Dysregulated signal transduction pathways and molecular defects in mice with Pten deletion, Nf1 deficiency, and JMML. (A) Representative data from western blot analyses of the elements in GM-CSF signal transduction pathways in unfractionated BM nucleated cells from juvenile mice with various copy numbers of Pten and Nf1. Representative data were from ≥3 experiments from littermate mice at PND17-19. (B) Gene ontology (GO) analysis.
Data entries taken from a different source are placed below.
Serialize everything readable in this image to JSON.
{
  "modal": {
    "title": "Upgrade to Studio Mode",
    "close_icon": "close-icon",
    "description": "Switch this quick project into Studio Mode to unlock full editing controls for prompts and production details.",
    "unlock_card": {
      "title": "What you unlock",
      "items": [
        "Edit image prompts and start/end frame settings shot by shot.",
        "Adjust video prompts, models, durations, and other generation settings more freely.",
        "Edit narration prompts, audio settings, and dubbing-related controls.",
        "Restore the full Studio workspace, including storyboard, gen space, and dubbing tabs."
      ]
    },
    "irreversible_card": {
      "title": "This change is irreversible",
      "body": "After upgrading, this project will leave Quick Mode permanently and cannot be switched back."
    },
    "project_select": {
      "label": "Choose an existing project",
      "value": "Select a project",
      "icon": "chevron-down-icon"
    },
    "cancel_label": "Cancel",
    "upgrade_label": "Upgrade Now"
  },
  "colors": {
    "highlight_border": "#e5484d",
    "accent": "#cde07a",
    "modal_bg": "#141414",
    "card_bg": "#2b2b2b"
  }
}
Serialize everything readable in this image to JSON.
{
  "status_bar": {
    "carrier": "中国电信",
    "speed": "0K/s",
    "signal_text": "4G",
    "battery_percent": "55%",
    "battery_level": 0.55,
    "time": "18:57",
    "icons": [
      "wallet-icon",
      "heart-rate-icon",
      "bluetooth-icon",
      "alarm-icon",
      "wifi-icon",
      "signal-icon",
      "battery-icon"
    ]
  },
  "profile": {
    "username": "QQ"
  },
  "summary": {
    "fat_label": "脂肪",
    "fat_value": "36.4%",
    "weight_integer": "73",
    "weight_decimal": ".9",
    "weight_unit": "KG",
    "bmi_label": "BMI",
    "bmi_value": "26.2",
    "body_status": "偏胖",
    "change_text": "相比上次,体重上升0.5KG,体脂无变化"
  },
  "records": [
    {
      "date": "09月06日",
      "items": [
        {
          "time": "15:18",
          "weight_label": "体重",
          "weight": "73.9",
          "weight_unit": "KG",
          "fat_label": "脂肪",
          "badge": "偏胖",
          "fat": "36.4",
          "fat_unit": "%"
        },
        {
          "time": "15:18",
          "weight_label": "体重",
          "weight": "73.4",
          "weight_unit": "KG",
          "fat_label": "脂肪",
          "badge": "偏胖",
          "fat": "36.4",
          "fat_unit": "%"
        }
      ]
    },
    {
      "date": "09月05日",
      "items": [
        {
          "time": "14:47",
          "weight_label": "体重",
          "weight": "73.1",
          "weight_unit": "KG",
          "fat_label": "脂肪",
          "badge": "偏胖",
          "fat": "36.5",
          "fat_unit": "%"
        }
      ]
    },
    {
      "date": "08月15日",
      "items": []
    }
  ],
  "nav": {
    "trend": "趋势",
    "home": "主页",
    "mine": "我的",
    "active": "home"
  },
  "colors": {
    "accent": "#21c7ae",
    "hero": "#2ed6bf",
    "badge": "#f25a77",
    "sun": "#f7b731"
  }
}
Genes that were significantly over- or underexpressed in LIN⁻ BM cells from mice with JMML and WT littermates at age PND17 were used in GO analysis, together with HCA. (C) Heatmap and HCA of 182 genes that were differentially expressed in this study (PtenΔ/Δ Nf1^LOH/WT) vs the data (Fetal Liver/Adult BM) reported by Manesia et al. We found a log₂-fold change in either being positive or negative consistently in both studies (182 genes). See additional supportive data in supplemental Figures 13 and 14 and supplemental Tables 4 and 5 for “GO HeatMap Terms & GeneIDs” and “Combined Analysis DEG Results.”

Figure 7.

Proposed leukemogenesis model of the aberrant fetal-to-adult hematopoiesis switch in JMML. Fetal and adult hematopoiesis are governed by a developmental/age-specific molecular driving force and executed by fetal-selective genes and adult-necessary genes in hematopoiesis (eg, SOX17, LIN28B, HMGA2, and EZH2 for fetal HSCs, and BMI1, PTEN, and CEBPA for adult HSCs). (A) During the neonatal period when the molecular driving force is balanced in fetal to adult hematopoiesis, healthy newborns can complete the transition from fetal to adult hematopoiesis to meet the needs for growth in normoxia. (B) When the molecular driving force is disrupted in newborns during the fetal-to-adult hematopoiesis switch by mutations or dysregulated epigenetics, fetal hematopoiesis is sustained and causes myeloid/lymphoid distribution errors and insufficient adult hematopoiesis in juveniles, resulting in pediatric demise. This may be the case in patients with JMML who are born with an NF1 mutation and hold an instable molecular driving force from fetal to adult hematopoiesis switch, such as elevated fetal-specific LIN28B and HMGA2 along with PTEN and BMI1 deficiencies. Because JMML patients cannot develop adult hematopoiesis at an age when WT juveniles normally complete their fetal-to-adult hematopoiesis switch, they die of sustained fetal hematopoiesis as juveniles.